The children are allowed to advance beyond their grade levels as soon as they show mastery of a subject. All subjects are taught in greater depth than the minimum requirements and connections are made across the curriculum.
The easiest way to demonstrate this is with an example:
Instead of teaching arcane spelling rules, vocabulary and spelling are taught through a study of Greek and Latin morphemes (the word parts that carry meaning). The other day we were going over the root "GEO", which means "earth". We discussed the origin of this root in the Greek Earth Goddess Gæa, how she was a Titan and pre-dated the more famous deities of the Greek pantheon.
Then we moved to science: in geology, the name for the supercontinent of the Paleozoic (from paleo- "old" and zo "animal") and Mesozoic (from meso- "middle") eras. Which led naturally to a discussion of how eras are subdivided into periods, including the Jurassic Period of the Mesozoic Era.

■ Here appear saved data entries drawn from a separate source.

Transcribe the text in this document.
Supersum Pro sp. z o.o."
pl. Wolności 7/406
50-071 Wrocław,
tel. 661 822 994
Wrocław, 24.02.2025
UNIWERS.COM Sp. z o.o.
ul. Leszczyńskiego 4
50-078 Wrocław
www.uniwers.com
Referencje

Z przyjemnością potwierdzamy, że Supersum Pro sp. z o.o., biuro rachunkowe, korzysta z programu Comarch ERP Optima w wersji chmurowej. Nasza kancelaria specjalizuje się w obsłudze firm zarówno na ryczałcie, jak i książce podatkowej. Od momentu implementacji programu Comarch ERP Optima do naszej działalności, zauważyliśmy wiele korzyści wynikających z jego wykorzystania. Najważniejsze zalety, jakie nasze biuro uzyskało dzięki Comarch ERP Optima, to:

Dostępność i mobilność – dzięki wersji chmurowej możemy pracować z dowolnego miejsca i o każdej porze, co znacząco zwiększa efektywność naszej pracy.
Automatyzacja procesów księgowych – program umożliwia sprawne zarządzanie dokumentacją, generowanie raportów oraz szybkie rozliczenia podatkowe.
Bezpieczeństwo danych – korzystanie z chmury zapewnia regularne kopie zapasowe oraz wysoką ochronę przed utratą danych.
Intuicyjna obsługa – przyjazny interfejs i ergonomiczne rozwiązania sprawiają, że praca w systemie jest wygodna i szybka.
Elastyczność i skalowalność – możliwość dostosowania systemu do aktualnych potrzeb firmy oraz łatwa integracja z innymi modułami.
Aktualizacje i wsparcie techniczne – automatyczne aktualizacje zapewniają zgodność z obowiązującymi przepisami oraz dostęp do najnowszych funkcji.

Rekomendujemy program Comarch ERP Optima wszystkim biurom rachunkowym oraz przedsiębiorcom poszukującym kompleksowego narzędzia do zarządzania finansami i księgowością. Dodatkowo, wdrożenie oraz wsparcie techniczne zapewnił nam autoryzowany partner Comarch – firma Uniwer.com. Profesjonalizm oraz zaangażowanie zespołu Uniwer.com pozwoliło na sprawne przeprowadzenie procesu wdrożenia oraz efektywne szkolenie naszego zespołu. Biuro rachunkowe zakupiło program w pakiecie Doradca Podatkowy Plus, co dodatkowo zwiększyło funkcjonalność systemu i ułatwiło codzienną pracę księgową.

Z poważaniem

One of the students brought up the movie Jurassic Park, which brought up the idea that having Tyrannosaurus rex as the "mascot" for the movie was inappropriate since T. rex lived during the Cretaceous, which came after the Jurassic.
Looking at the Paleozoic, I pointed out that the Devonian and Cambrian both come from the names of British counties, Devon and Cambridge. The reason the periods are named for them is that they were the initial locations for finds from those time frames. In terms of history, the geological discoveries occurred because of the Industrial Revolution of the late 18th and early 19th centuries, when English businessmen were digging canals across the country to facilitate getting products to market. In digging those channels, the workmen came upon the fossils that led to the naming of the periods.
So, from what began as a spelling lesson, we discussed mythology, zoölogy, geology, cinema, and the Industrial Revolution.
Even if the students don't remember all the details today, they begin to develop the idea that all knowledge is connected. And over time, with repetition through other discussions, the concepts will take root more deeply than they can with a superficial study of the subjects in isolation.